When you hear something you don’t understand, the natural reflex these days is to resort to a web search to learn what is going on. But what if the thing you are googling turns out to be a Google barge on the Portland waterfront that Google does not want you to know about? Hmmm…
Turns out you can still learn a lot by following the spidery threads of the web.
About three weeks ago, a tug towed a big barge into Rickers Wharf Marine Facility on the Portland waterfront piled high with what looked like — and turned out to be — a four-story-high stack of shipping containers welded together with narrow slits that could be … windows, cooling vents or what? Peter Vigue, CEO of Cianbro, which owns Rickers wharf, and who is known for leading innovative, never-been-done-before projects such as building an offshore drilling rig at its Portland wharf, was “not at liberty to discuss the project.”
It turns out the company that hired Cianbro to complete the interior of the new barge is the company that wants to make all the world’s information available to everyone all around the world, except for its own. But these days secrets are getting harder to keep.

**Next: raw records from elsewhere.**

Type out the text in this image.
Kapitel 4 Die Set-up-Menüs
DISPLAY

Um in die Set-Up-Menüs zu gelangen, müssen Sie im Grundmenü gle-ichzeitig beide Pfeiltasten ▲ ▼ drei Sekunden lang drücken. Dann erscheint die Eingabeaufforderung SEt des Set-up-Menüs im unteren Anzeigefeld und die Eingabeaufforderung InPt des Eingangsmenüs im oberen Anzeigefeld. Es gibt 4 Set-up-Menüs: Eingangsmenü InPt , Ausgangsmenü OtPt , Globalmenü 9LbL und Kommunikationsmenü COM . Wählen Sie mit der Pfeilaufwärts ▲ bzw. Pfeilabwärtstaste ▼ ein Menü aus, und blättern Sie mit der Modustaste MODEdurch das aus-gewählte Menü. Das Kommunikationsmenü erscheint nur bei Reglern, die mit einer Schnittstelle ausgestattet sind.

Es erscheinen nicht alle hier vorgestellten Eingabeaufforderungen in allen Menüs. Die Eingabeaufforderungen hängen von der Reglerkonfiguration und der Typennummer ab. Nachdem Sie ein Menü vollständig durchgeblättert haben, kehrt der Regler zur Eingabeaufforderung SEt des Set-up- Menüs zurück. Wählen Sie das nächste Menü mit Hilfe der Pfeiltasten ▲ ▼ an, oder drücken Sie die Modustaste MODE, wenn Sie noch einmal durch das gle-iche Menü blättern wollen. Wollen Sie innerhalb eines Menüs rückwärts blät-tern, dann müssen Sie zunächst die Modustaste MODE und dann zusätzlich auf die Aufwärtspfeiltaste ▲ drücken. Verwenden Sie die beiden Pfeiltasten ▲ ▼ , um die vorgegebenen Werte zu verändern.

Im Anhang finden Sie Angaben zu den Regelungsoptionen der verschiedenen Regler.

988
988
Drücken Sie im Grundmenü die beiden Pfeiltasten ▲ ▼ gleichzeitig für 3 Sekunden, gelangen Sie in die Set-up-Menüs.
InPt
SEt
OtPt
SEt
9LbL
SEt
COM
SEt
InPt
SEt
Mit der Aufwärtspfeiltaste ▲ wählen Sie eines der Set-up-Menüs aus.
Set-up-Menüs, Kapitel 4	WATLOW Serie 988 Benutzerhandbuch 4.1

A week after the barge arrived in Portland, information began leaking out that Google owned the mysterious barge structure and another identical one in San Francisco, causing the company to issue a press release that said, “Although it’s still early days and things may change, we’re exploring using the barge as an interactive space where people can learn about new technology.”
Because my wife and I had just returned from visiting two of our sons and daughter-in-law in San Francisco when the barge story broke, we were perhaps more than usually sensitive to the digital divide between those living in the dazzling silicon light of the West and those of us clinging to the inscrutable East. The great American essayist Edward Hoagland famously wrote that it’s essential for Americans, in their 20s, to figure out if they are easterners or westerners because the cultures are so different.
We spent five wonderful days constantly amazed at the vast cultural distance between Maine and California. A few years ago, after our oldest son — a computer game designer — moved to California, he called me to report that he had been there two weeks and was concerned he had not yet received a job offer. I told him to hang in there; it’s a tough world. But then he had three job offers after another two weeks. His wife, our daughter-in-law, works for an urban forestry company that develops innovative ways to keep city trees alive (really?), while launching a new blog on life’s daily challenges as a 20-to-30 something.
Our other son is an architecture graduate working in the warehouse district of San Francisco designing (I kid you not), “interactive space where people can learn about new technology.” The company he works for combines expertise in both design and engineering, and has developed software and hardware components to repurpose industrial robots towards creative ends. The engineering wing of the studio, Bot & Dolly produced much of the cinematography on the new Warner Brothers movie Gravity, and continues to develop a new genre of camera work you could almost not imagine. So maybe the mystery barges will unite us — East and West.
Through a Freedom of Information Act request, the wire service Reuters determined that the shipping containers on San Francisco and Portland barges will house a 13,276-square foot studio space, along with a rooftop deck and catwalks. Google’s information package suggests that, when finished, “this curious and visually stunning structure … will complement its surroundings … with decorative sails that are reminiscent of fish fins.” The Portland barge will sail down the East Coast and be part of a small fleet of luxury event spaces that are designed to be disassembled and transported by barge or train to other locations.
I can just hear the Cianbro guys on the Portland barge, who must have all signed non-disclosure agreements, saying to themselves, “This isn’t the waterfront your father worked on.”